Neuroblastoma is the second most common solid tumour in childhood, affecting children world wide. It is a tumour of the sympathetic nervous system (SNS), most often occurring in the abdomen. Neuroblastoma is a cancer of specialised nerve cells, called neural crest cells. These cells are involved in the development of the nervous system and other tissues.

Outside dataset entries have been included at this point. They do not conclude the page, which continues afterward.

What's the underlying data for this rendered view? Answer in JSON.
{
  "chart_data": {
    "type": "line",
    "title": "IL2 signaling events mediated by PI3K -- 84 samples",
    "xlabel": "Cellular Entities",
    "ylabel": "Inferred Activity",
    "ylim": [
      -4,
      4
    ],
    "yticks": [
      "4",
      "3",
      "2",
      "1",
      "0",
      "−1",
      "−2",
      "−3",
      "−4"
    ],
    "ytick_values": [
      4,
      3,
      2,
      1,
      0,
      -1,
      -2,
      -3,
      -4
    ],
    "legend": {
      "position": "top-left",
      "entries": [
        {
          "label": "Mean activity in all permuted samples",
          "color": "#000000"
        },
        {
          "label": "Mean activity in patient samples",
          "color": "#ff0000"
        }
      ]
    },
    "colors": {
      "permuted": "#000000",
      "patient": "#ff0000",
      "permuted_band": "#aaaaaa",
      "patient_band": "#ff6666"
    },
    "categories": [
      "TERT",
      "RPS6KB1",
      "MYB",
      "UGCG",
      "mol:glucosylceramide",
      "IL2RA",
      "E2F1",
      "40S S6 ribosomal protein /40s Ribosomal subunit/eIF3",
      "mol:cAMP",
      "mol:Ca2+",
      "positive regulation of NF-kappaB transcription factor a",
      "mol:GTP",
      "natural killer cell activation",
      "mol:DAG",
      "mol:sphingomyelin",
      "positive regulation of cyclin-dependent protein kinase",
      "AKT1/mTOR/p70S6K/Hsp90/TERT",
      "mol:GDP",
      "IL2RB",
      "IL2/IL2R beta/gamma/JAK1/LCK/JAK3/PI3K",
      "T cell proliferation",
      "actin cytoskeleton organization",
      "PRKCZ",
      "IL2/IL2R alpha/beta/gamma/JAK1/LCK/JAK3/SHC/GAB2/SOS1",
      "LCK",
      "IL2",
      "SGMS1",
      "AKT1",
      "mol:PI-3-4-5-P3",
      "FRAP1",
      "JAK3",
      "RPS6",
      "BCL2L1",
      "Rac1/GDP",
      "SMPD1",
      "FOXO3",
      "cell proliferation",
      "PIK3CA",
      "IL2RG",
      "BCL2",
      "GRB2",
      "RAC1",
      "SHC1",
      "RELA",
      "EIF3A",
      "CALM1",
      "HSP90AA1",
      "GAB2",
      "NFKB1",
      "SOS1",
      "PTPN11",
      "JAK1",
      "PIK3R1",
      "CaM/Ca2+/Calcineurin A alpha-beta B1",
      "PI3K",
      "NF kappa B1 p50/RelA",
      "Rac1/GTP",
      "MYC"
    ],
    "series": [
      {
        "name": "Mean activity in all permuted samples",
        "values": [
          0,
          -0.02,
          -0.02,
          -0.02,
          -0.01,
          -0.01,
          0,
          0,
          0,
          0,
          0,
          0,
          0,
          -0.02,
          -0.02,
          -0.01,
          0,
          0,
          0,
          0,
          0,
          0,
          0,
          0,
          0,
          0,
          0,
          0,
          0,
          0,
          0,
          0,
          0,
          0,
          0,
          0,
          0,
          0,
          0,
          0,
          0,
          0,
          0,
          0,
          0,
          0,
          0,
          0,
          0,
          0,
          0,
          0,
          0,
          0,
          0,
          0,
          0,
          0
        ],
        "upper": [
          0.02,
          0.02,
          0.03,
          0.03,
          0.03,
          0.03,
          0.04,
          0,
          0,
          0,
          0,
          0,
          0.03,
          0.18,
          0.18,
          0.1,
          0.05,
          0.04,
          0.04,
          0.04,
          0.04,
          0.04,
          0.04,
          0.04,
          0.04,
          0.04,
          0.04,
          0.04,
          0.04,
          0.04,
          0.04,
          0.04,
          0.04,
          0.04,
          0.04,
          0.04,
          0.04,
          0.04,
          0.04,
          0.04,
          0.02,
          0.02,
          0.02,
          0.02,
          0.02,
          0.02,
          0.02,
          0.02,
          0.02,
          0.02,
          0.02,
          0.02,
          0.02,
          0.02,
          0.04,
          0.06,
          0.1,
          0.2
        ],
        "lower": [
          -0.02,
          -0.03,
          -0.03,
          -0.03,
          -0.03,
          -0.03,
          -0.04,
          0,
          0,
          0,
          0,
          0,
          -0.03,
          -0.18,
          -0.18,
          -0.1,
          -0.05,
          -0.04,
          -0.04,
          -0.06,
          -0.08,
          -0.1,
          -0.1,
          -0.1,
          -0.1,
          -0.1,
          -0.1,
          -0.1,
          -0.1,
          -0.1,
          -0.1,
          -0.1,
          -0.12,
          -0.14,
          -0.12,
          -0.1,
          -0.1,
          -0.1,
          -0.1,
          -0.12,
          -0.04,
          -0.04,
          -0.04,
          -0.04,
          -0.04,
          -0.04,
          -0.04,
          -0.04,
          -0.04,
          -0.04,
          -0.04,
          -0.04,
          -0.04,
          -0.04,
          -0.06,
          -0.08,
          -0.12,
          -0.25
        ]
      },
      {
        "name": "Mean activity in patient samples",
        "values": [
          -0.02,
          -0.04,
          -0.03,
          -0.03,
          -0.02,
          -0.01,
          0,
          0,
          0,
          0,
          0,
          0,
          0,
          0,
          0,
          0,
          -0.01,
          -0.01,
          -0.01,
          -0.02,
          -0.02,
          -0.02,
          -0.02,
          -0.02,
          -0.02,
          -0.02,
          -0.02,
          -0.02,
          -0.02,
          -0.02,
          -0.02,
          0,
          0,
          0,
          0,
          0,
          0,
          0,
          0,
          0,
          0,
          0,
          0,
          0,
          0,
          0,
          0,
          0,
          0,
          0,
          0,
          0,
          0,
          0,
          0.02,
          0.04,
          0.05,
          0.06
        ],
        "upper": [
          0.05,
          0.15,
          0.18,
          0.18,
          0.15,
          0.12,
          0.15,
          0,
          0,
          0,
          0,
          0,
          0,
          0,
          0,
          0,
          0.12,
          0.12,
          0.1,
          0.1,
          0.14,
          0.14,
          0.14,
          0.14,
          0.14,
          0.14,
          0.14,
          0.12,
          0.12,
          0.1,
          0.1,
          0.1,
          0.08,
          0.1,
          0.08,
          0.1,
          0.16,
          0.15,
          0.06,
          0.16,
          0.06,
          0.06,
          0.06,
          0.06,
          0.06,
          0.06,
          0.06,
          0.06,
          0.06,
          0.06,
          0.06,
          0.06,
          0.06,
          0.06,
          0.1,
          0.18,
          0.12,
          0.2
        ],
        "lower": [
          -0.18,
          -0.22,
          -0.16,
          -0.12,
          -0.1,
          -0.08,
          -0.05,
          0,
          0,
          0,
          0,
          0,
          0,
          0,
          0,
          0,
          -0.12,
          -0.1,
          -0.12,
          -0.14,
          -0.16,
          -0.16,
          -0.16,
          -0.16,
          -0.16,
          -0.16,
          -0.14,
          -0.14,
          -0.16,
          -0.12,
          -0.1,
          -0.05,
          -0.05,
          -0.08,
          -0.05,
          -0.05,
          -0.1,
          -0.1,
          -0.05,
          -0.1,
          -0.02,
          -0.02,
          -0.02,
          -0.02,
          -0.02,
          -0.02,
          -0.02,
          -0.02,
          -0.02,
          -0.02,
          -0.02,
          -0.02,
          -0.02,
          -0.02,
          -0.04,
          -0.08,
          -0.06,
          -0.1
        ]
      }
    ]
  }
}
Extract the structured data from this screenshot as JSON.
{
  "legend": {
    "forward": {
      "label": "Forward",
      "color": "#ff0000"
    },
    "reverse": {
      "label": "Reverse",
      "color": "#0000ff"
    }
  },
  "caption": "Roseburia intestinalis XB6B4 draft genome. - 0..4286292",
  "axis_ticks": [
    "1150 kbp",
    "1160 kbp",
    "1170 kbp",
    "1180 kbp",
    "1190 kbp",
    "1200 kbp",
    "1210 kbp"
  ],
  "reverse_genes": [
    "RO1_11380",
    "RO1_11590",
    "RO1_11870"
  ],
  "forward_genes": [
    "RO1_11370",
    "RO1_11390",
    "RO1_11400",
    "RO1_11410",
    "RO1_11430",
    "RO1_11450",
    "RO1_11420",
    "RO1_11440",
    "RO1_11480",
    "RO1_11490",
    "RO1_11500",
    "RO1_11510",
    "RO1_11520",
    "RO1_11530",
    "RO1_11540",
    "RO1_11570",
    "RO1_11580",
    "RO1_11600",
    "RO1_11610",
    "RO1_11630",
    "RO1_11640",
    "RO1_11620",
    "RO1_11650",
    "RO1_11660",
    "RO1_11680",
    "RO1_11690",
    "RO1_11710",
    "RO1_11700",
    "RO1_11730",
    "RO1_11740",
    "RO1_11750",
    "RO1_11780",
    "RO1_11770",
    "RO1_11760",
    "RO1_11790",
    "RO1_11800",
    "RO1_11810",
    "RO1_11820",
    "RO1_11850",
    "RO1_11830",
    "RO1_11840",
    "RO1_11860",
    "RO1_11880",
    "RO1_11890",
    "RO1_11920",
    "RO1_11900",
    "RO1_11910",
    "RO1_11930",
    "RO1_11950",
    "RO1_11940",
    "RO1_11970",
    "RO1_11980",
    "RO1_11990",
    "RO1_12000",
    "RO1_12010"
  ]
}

Neuroblastoma can occur anywhere in the body, but it most often occurs in one of the adrenal glands, in the abdomen. In some children, the neuroblastoma occurs in nerve tissue alongside the spinal cord in the neck, chest, abdomen or pelvis. It is the most common form of embryonal tumour. Embryonal tumours are characterised by the proliferation of tissue that is normally only seen in the developing embryo. They are mainly seen in very young children
Survival Neuroblastoma has one of the lowest survival rates of all childhood cancers, with only 67% of patients surviving to five years. Neuroblastoma is also one of the few types of cancer for which survival differs significantly between the sexes – boys have a worse outlook than girls. Infants have a better outlook than older children: those diagnosed before the age of one have five-year survival of 83% compared to only 43% for those in the 1-4 year age group.Symptoms of neuroblastoma They are generally vague, such as loss of appetite, tiredness and pain in the bones. Other symptoms vary, depending on where the child’s neuroblastoma starts: • If it is in their abdomen, their tummy may be swollen and they may complain of constipation or difficulty passing urine • If the tumour is in the chest or neck area, the child may be breathless and have difficulty swallowing • Occasionally there may be deposits of neuroblastoma in the skin that appear as small, blue-coloured lumps • If the tumour is pressing on the spinal cord, it may cause weakness in the legs.